Solved – Kendall Tau-b correlation coefficient becomes more significant with many additional ties

hypothesis testingkendall-taup-value

Say I have two vectors of length N,

x = [1, 10, 12, ..., 5, 6]
y = [2, 11, 10, ..., 7, 9]

I compute the Kendall tau-b rank order correlation on these two vectors and extract a p-value. If I take the same two vectors, but add additional "null" information to the end of each,

x = [1, 10, 12, ..., 5, 6, 0, 0, 0, ..., 0]
y = [2, 11, 10, ..., 7, 9, 0, 0, 0, ..., 0]

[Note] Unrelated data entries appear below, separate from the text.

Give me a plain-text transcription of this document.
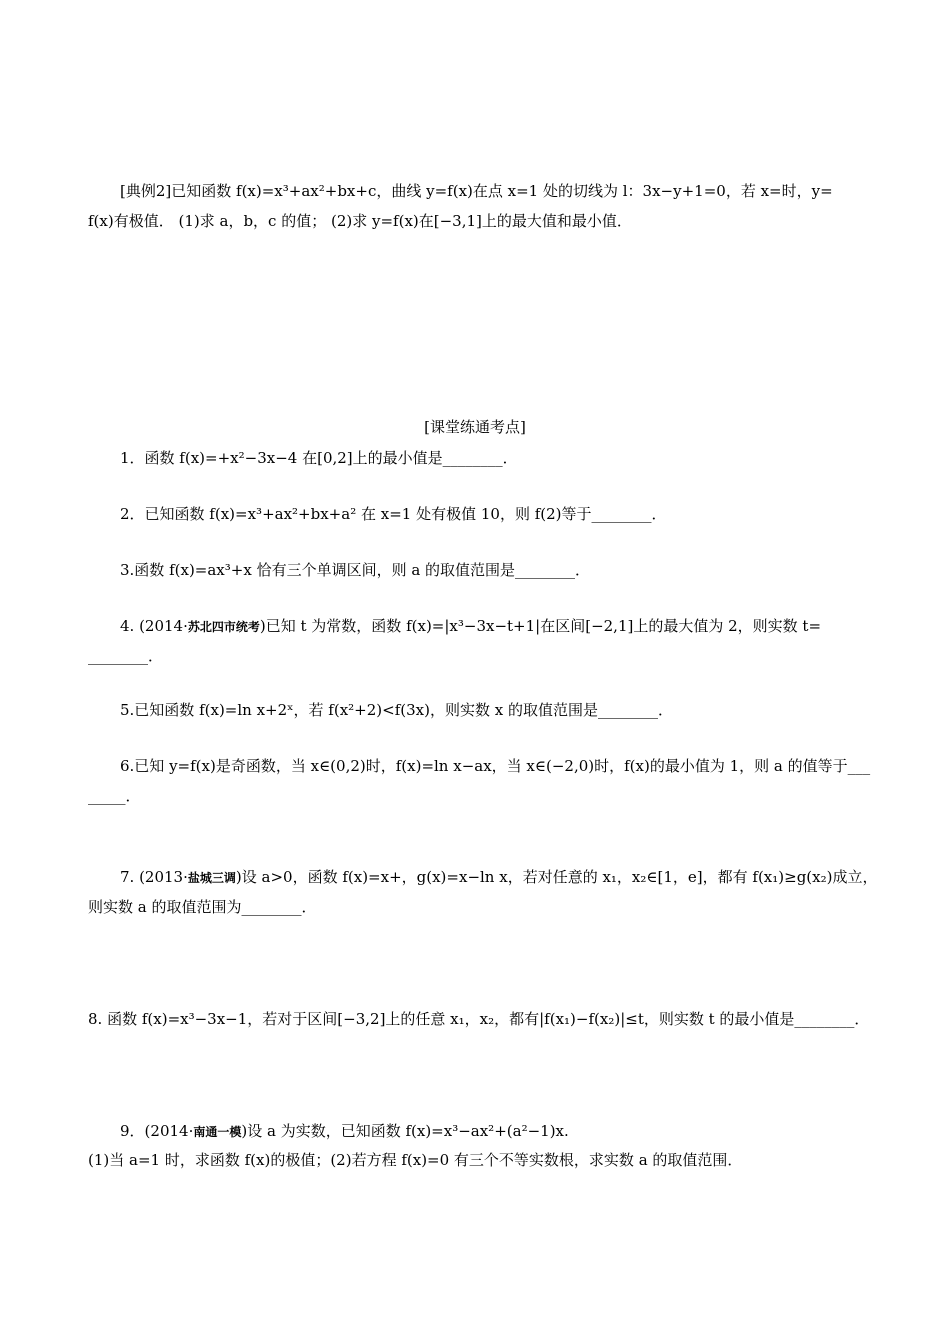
[典例2]已知函数 f(x)=x³+ax²+bx+c，曲线 y=f(x)在点 x=1 处的切线为 l：3x−y+1=0，若 x=时，y=
f(x)有极值． (1)求 a，b，c 的值； (2)求 y=f(x)在[−3,1]上的最大值和最小值．
[课堂练通考点]
1．函数 f(x)=+x²−3x−4 在[0,2]上的最小值是________．
2．已知函数 f(x)=x³+ax²+bx+a² 在 x=1 处有极值 10，则 f(2)等于________．
3.函数 f(x)=ax³+x 恰有三个单调区间，则 a 的取值范围是________．
4. (2014·苏北四市统考)已知 t 为常数，函数 f(x)=|x³−3x−t+1|在区间[−2,1]上的最大值为 2，则实数 t=
________．
5.已知函数 f(x)=ln x+2ˣ，若 f(x²+2)<f(3x)，则实数 x 的取值范围是________．
6.已知 y=f(x)是奇函数，当 x∈(0,2)时，f(x)=ln x−ax，当 x∈(−2,0)时，f(x)的最小值为 1，则 a 的值等于___
_____．
7. (2013·盐城三调)设 a>0，函数 f(x)=x+，g(x)=x−ln x，若对任意的 x₁，x₂∈[1，e]，都有 f(x₁)≥g(x₂)成立，
则实数 a 的取值范围为________．
8. 函数 f(x)=x³−3x−1，若对于区间[−3,2]上的任意 x₁，x₂，都有|f(x₁)−f(x₂)|≤t，则实数 t 的最小值是________．
9．(2014·南通一模)设 a 为实数，已知函数 f(x)=x³−ax²+(a²−1)x.
(1)当 a=1 时，求函数 f(x)的极值；(2)若方程 f(x)=0 有三个不等实数根，求实数 a 的取值范围．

and compute the statistic again, I get a much more significant p-value. Why is this? Because extra zeros at the end will count as ties in both vectors, I don't think they should enter the calculation of tau-b or it's variance from what I've read about the statistic.

A simple example using python is

import numpy
from scipy.stats import kendalltau
x = numpy.random.rand(20).tolist()
y = numpy.random.rand(20).tolist()
z = [0]*20

# prints tau, p-value
print kendalltau(x, y)
# (0.042105263157894736, 0.79520761719370014)
print kendalltau(x+z, y+z)
# (0.69152542372881387, 3.2901769458112632e-10)

I have tested this is several languages (python, r, matlab, mathematica) and I keep getting this behavior. Can someone help me understand why these extra zeros will influence the p-value so significantly?

Best Answer

Look at the formula for Kendall's $\tau$. It is the number of rank concordant pairs - the number of discordant pairs divided by the sum of them.

While ties don't count as concordant or discordant themselves they cause you to count more concordant and discordant pairs. If all of the ties are low values then it will increase concordance. A hand calculated example will help. Let's say we start with 4 random values in each of group X and Y. We'll sort both groups by group X and then count the pairs. Once you've sorted the data by one column counting concordance is easy. Start at the top of the unsorted column and for each value add up all the values below that are greater as concordant and all of the values lesser as discordant. Ties won't be counted in. (columns C and D below are concordant and discordant respectively)

X Y C D
1 2 2 1 
2 3 1 1
3 1 1 0
4 4

That has 4 concordant and 2 discordant, which is a tau of 0.33 ((4-2) / (4+2)). Now, let's expand each list by adding three 0s to the front of each and put down the ranks. The 3 0s would be tied and the mean rank would be 2 with the next value, 1, starting at rank 4.

X Y C D
2 2 4 0
2 2 4 0
2 2 4 0
4 5 2 1 
5 6 1 1
6 4 1 0
7 7

Now I have 16 concordant pairs and 2 discordant (14/18 or 0.78). I haven't counted ties as concordant or discordant but each new value, even though it adds ties, also adds to the concordant and/or discordant count for the non-tied values. In the case of adding in all of the ties at a low rank it has the effect of always increasing concordance.